Ramazan Bayramı’nın gelmesine çok az
kaldı. İnşallah biz de bayrama kavuşuruz. Bu kavuşma nasıl bir kavuşmadır
acaba? Gurbetten gelen babamıza kavuşmak gibi midir? Hapisten çıkan kardeşimize
kavuşmak gibi midir? Sevgilimize kavuşmak gibi midir? Yoksa?
İnşallah bayrama kavuşuruz,
deyişimizi yadırgamayınız. Belli mi olur, bir saniye sonrasına garantimiz var
mı? Bu yazıyı tamamlamaya da garantimiz yok. Onun için Bayram tebriğini öne
almalıyız:
Değerli okurlarımız, gelmekte
olan Ramazan Bayramınızı canı gönülden kutlar aileniz, çevreniz, toplumumuzla
birlikte sağlık ve mutluluk dolu nice bayramlar dilerim.
Bayramın “sevinç, neşe ve mutluluk
günü” olduğunu da unutmayalım lütfen. Özellikle çocuklarımızın ve gençlerimizin
bu mutluluğu tatması için elimizden geleni yapmalıyız. Tabii, şekerden söz
etmiyoruz. Baklava börekten de… Bir söz, emin olun bütün şekerlemelerden çok
daha kalıcı mutluluk verebilir. Tabii aksi de olabilir. Onun için çok
dikkatli olacağız. Aslında her zaman çok dikkatli olacağız ağzımızdan çıkan her
kelime aleyhimize, on sene sonra bile delil olarak kullanılabilir.
“Boğaz Dokuz Düğüm Atasözünün Anlamı
Nedir?
Atasözünün sözlükte geçen tam hali
"Boğaz dokuz boğumdur, boğa boğa söyler" olmaktadır.

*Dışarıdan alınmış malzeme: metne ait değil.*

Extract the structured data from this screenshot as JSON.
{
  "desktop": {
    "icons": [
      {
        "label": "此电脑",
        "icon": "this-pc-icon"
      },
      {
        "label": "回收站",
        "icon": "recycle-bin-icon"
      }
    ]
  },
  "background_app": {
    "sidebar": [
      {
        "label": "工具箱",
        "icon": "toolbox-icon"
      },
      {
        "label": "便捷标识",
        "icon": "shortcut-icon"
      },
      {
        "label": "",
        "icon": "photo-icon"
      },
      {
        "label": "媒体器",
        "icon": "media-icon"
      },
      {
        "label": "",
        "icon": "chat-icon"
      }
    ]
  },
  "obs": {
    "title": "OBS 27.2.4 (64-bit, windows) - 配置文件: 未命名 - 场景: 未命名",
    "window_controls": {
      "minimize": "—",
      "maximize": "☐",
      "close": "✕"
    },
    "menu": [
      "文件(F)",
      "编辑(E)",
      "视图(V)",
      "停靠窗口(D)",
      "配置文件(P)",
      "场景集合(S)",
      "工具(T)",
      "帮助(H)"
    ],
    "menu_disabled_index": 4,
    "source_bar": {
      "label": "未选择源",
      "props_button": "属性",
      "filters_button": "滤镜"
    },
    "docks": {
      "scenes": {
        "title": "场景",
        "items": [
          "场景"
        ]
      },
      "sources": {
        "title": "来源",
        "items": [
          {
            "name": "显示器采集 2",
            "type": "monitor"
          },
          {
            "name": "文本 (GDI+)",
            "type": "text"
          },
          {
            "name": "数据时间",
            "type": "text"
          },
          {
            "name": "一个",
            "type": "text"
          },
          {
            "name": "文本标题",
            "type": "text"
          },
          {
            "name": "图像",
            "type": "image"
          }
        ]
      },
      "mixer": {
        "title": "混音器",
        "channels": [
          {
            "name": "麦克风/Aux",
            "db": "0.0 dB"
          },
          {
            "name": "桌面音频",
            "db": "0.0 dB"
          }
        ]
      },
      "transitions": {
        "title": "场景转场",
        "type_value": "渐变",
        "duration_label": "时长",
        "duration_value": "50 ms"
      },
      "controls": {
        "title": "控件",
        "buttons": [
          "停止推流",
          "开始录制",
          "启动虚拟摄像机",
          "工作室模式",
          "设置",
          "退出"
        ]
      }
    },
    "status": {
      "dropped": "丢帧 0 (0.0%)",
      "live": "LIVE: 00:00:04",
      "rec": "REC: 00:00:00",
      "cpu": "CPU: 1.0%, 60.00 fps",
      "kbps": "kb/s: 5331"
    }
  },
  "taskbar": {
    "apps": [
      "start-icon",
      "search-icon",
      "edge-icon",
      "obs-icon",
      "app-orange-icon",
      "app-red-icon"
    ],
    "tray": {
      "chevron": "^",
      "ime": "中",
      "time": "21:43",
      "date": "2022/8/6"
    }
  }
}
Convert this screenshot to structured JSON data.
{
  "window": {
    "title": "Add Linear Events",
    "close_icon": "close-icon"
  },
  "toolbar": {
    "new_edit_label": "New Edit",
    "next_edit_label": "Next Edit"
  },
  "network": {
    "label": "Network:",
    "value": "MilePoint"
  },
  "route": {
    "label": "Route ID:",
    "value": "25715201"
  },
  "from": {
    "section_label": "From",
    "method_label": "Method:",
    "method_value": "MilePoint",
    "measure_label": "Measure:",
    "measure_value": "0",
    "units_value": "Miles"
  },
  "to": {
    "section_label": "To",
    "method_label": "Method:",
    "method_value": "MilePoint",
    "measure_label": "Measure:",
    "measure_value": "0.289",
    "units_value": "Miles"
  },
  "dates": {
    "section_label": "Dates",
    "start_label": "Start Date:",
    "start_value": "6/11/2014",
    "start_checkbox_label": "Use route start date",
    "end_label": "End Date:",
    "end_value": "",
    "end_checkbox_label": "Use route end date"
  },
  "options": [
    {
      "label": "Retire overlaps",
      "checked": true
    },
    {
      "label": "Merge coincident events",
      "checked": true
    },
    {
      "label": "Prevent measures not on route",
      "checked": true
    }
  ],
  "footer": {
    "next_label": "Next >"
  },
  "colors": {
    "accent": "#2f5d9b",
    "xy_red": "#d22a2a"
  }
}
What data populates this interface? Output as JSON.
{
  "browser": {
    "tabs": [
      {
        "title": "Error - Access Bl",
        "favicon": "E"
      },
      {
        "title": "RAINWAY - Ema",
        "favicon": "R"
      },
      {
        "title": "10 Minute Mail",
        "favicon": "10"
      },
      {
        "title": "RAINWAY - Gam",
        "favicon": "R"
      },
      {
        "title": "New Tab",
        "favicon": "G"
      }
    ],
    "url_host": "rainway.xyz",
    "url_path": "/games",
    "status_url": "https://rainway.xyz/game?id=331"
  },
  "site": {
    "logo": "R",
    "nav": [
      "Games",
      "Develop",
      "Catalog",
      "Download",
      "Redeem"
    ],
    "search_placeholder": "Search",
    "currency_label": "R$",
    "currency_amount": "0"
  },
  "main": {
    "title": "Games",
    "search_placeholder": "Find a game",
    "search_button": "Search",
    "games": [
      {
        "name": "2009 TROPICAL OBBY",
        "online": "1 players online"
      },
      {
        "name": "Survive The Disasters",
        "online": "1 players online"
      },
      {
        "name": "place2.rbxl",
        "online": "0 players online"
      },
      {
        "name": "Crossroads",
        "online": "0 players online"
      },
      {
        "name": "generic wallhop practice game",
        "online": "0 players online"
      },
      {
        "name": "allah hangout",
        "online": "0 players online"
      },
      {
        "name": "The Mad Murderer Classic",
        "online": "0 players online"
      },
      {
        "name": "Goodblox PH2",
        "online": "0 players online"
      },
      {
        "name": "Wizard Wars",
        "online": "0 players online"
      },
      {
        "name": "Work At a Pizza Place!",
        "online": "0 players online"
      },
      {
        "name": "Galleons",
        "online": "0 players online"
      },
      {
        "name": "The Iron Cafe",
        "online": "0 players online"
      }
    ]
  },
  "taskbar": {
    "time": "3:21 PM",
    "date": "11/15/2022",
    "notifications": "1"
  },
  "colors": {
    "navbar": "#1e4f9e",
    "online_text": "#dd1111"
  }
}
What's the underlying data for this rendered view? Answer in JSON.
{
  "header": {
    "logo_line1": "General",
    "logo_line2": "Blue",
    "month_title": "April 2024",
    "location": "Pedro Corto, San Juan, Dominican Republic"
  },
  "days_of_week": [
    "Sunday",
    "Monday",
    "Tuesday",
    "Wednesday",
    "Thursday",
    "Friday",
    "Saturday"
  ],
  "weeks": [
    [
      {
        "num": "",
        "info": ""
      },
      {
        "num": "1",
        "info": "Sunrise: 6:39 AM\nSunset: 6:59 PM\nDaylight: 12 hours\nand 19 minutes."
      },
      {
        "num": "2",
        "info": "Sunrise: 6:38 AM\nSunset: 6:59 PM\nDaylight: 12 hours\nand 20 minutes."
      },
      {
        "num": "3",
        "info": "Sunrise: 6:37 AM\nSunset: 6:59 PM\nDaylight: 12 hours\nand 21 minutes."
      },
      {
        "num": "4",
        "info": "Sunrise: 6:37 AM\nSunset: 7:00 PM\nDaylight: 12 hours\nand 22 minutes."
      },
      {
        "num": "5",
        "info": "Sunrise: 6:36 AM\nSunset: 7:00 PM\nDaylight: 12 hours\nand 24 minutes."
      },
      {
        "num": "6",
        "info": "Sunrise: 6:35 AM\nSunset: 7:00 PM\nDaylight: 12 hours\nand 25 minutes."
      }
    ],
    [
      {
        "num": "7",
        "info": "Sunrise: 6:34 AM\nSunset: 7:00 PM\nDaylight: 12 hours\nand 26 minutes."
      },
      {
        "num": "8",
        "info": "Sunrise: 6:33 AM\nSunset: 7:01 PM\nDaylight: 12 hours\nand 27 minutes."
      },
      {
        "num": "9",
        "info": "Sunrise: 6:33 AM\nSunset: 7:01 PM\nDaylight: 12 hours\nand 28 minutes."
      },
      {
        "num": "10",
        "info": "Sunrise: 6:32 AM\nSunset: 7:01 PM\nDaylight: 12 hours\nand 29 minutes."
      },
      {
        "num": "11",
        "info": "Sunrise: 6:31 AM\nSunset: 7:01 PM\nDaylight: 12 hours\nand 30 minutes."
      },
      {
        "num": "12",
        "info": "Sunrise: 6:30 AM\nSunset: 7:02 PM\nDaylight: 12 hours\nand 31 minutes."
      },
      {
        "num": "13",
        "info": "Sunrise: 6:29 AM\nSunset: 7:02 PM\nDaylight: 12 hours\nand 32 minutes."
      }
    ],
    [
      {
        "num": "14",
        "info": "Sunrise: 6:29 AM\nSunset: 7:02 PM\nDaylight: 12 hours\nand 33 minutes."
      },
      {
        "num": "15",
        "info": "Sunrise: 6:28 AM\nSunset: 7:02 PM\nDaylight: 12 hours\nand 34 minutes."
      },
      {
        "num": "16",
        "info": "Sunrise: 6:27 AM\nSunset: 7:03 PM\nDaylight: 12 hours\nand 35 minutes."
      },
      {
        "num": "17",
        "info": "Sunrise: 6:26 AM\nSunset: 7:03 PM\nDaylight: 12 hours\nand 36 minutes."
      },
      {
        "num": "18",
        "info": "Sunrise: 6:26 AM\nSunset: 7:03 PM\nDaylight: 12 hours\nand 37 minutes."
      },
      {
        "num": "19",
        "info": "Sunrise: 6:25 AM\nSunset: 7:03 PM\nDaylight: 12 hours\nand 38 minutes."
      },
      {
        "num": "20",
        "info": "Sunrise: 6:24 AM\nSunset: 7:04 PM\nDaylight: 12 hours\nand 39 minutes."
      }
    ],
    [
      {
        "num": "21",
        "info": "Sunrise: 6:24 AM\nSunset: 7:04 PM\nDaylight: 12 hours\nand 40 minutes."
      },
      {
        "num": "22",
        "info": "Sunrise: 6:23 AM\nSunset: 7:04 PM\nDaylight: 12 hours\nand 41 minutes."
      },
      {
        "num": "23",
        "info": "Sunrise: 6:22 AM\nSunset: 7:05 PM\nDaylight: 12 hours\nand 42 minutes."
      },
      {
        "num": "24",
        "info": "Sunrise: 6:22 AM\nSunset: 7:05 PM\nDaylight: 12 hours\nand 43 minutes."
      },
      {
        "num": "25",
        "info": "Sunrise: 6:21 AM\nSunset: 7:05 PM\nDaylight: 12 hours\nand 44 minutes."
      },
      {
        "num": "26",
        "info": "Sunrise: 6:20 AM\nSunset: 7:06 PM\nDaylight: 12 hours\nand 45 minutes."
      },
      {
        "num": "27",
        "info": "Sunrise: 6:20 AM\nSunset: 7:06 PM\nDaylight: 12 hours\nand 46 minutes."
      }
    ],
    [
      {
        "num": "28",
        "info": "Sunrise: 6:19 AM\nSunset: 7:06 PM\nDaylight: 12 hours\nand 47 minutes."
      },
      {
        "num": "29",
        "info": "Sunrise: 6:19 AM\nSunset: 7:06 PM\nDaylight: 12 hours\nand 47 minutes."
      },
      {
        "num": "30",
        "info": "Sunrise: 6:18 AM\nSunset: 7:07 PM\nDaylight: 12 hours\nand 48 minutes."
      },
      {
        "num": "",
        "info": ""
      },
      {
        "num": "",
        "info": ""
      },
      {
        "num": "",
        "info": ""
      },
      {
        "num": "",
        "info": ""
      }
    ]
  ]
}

Ancak
"Boğaz dokuz boğum" denilmesi de atasözünün anlaşılmasını
sağlamaktadır. Atasözünün anlamına gelecek olursak, Düşünmeden söylenen sözler
hem karşıdaki kişinin canını yakabilir hem de söyleyen kişiye dert olabilir. Bu
sebeple de söylenecek sözler öncelikle düşünülmeli ve tartılmalıdır.”
Aman aman, eskiden derdik ya “Tatlı dil…” Evet, tatlı dil ve nezih davranış
beklenir bizlerden. (Nezih: temiz, saf, güzel)
Diyeceksiniz ki, millet dokuz
doğururken… (Dokuz Doğurmak Deyiminin Anlamı (TDK) Anlam: Yapılması zorunlu
olan bir işi nihayete erdirene kadar sıkıntılı bir süreçten geçmek.”
Anlıyorum, haklısınız tarihin çok
kritik virajındayız. Millet doluya tutulmuş durumda.
Bu durumda insanlarımızın nezih
olmasını bekleyebilir miyiz? Siz nezih olursanız, emin olun herkes de olabilir.
Dolu yağarken bile.
Anti parantez olarak yazacaklarıma da
dikkat edelim:
10-11 yaşlarındaydım. Alayısa yaylasında
en güzel günlerimizi yaşarken arada bir halaz/yağardı. Ortalığı kırıp döker ve budardı.
Ama biz çocuklar ne eğlenirdik… O günleri hatırlamak bile eğlendiriyor beni.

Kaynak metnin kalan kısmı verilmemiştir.